Hi, I’m Hannah. I’m a British actress, writer, and musician. Alongside my creative work, I collaborate with a range of non-profit organisations, helping them to secure funding for impactful projects. I was diagnosed with ADHD (Combined) at 28. Like many adults who are diagnosed later in life (research shows women are often diagnosed later than men), it answered a lifetime of questions.

Since my diagnosis, I’ve come to understand that ADHD is far more complex than the common stereotypes of a “busy mind”, restlessness, or poor time management. It can involve emotional dysregulation (difficulty managing the intensity and duration of emotions), executive dysfunction (challenges with cognitive processes like planning, prioritising, focusing, and organising), sensory overload (when one or more of the body’s senses receive excessive input, overloading the brain’s processing capacity), black-and-white thinking (viewing situations in extremes with little grey area), burnout (a state of severe physical, mental, and emotional exhaustion), Rejection Sensitive Dysphoria (experiencing overwhelming emotional or physical pain triggered by perceived or actual rejection, criticism, or failure),

hyperfocus (a state of intense, prolonged, and deep concentration on a specific task, causing a person to become oblivious to their surroundings and time), and masking (a conscious or unconscious survival strategy to suppress natural traits and mimic neurotypical behaviour to avoid stigma).

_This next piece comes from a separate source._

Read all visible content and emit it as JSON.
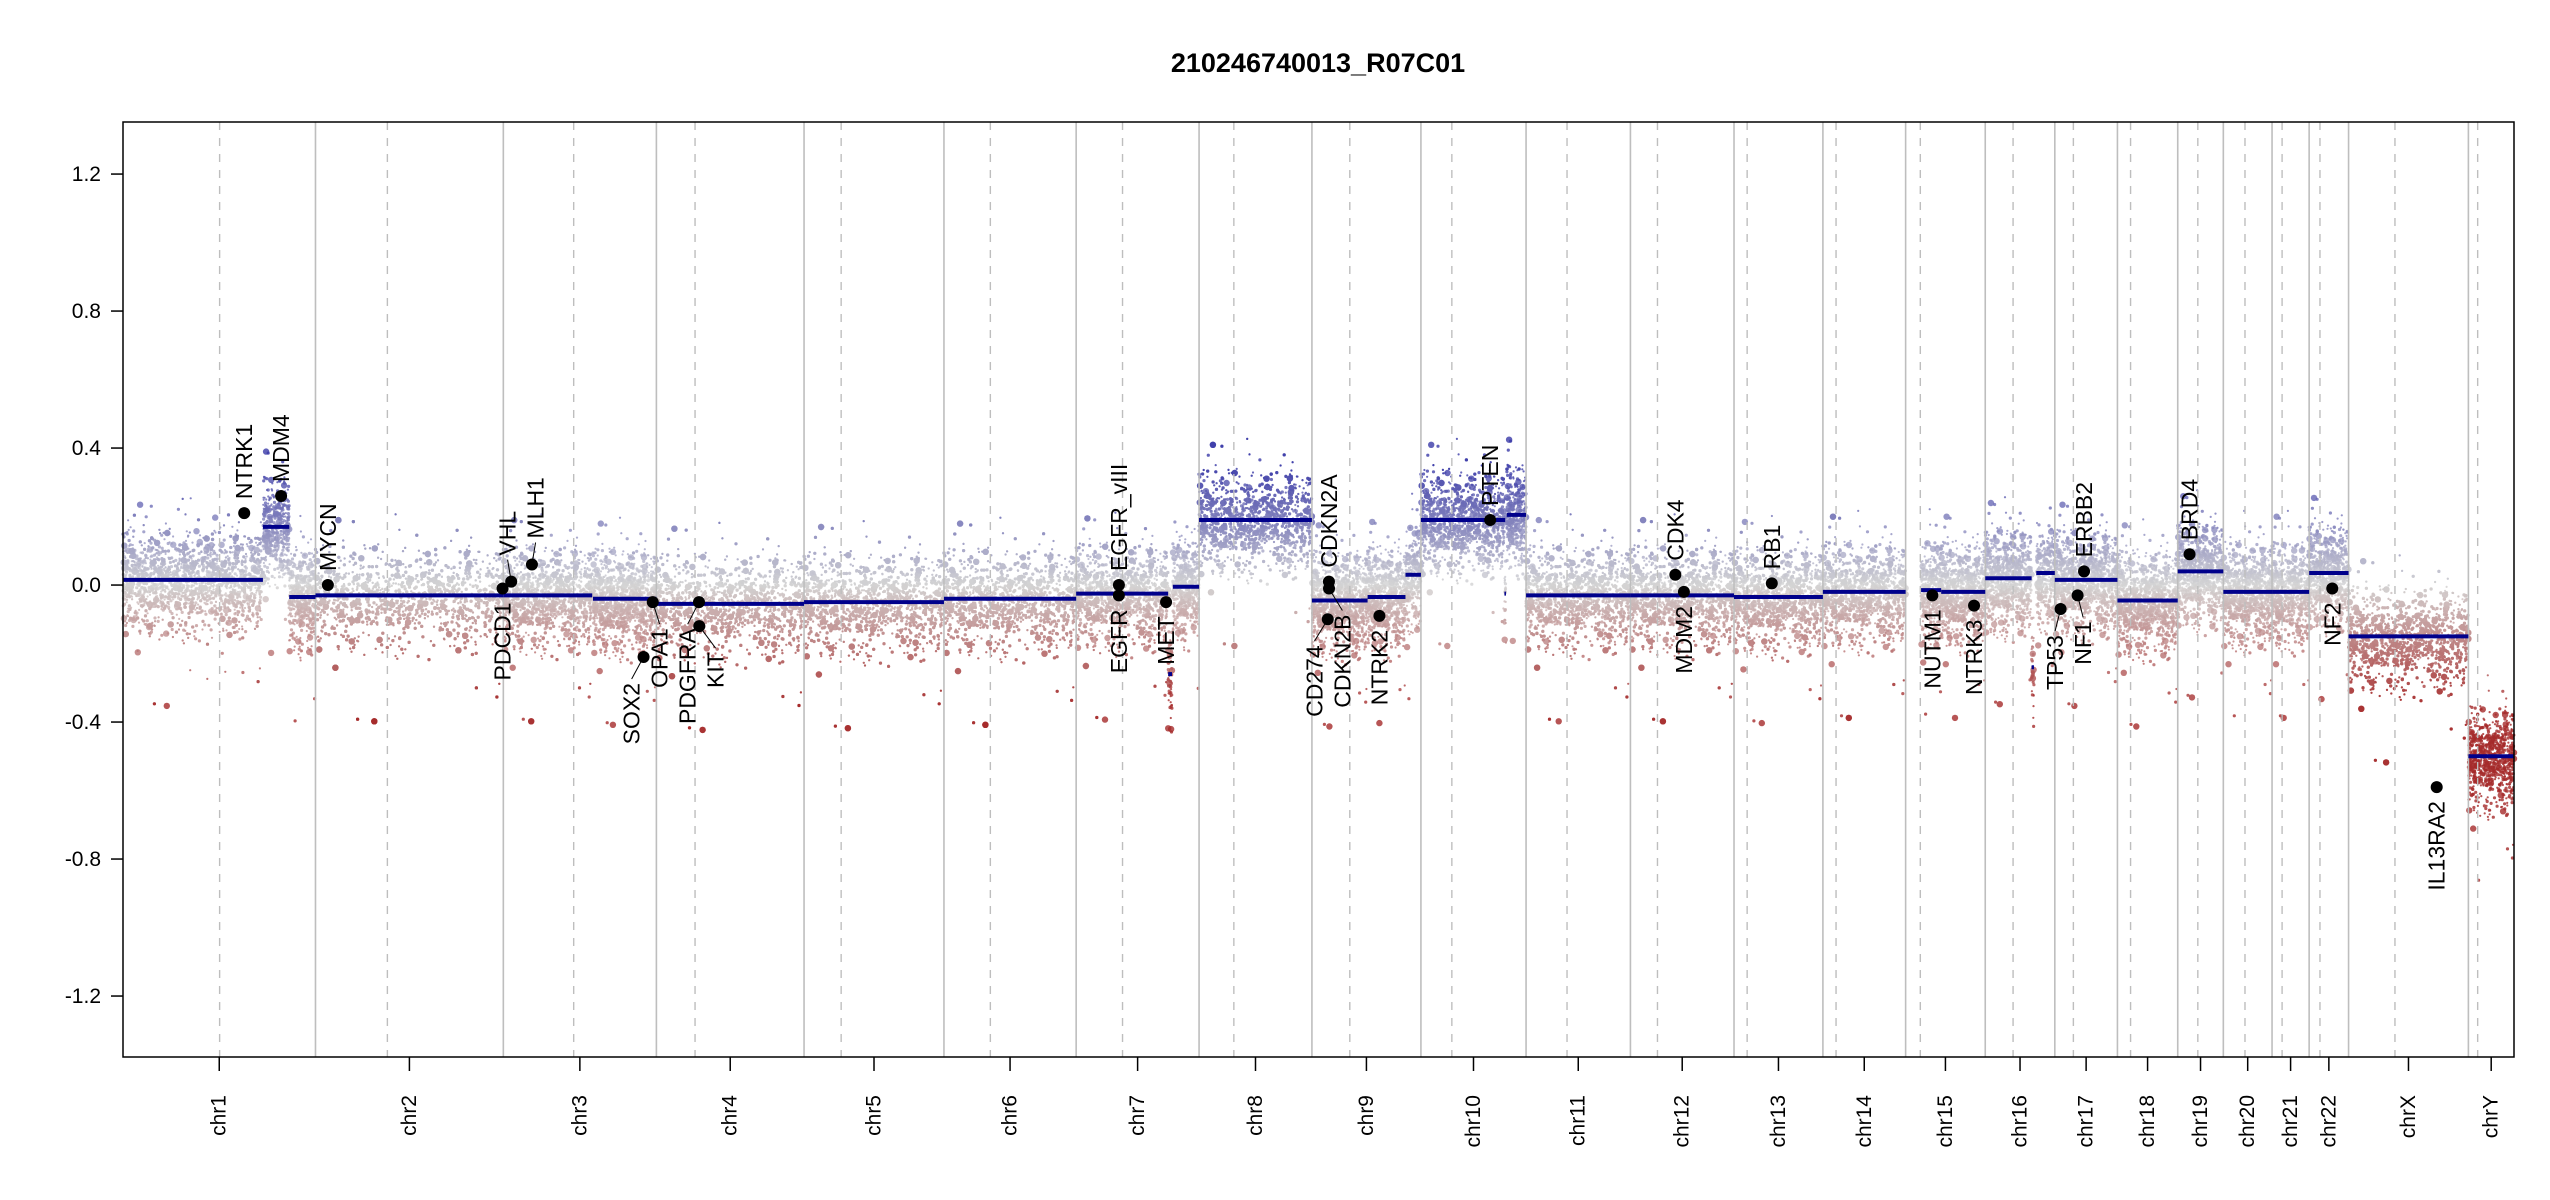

I’m particularly interested in the neuroscience of ADHD (including the lower functional levels of neurotransmitters like dopamine [linked to motivation and reward] and norepinephrine [linked to attention and alertness]), exploring practical tools for managing ADHD (I currently use Tiimo, Notion, Speechify, body doubling, and the Pomodoro Technique, and I find mindfulness, excercise and nutrition can be incredibly supportive), the links between ADHD and co‑occurring conditions (including mental health, learning differences, sleep disorders, addiction, and PMDD), changing ADHD stereotypes, and closing the gender diagnosis gap.

ADHD UK plays a vital role in providing reliable information, offering support, funding research, campaigning for better representation across healthcare, education, and workplaces, and raising awareness about what ADHD really is. I’m incredibly proud to be an ambassador, and deeply passionate about helping people with ADHD thrive, while contributing to a more informed, compassionate, and neuroinclusive world.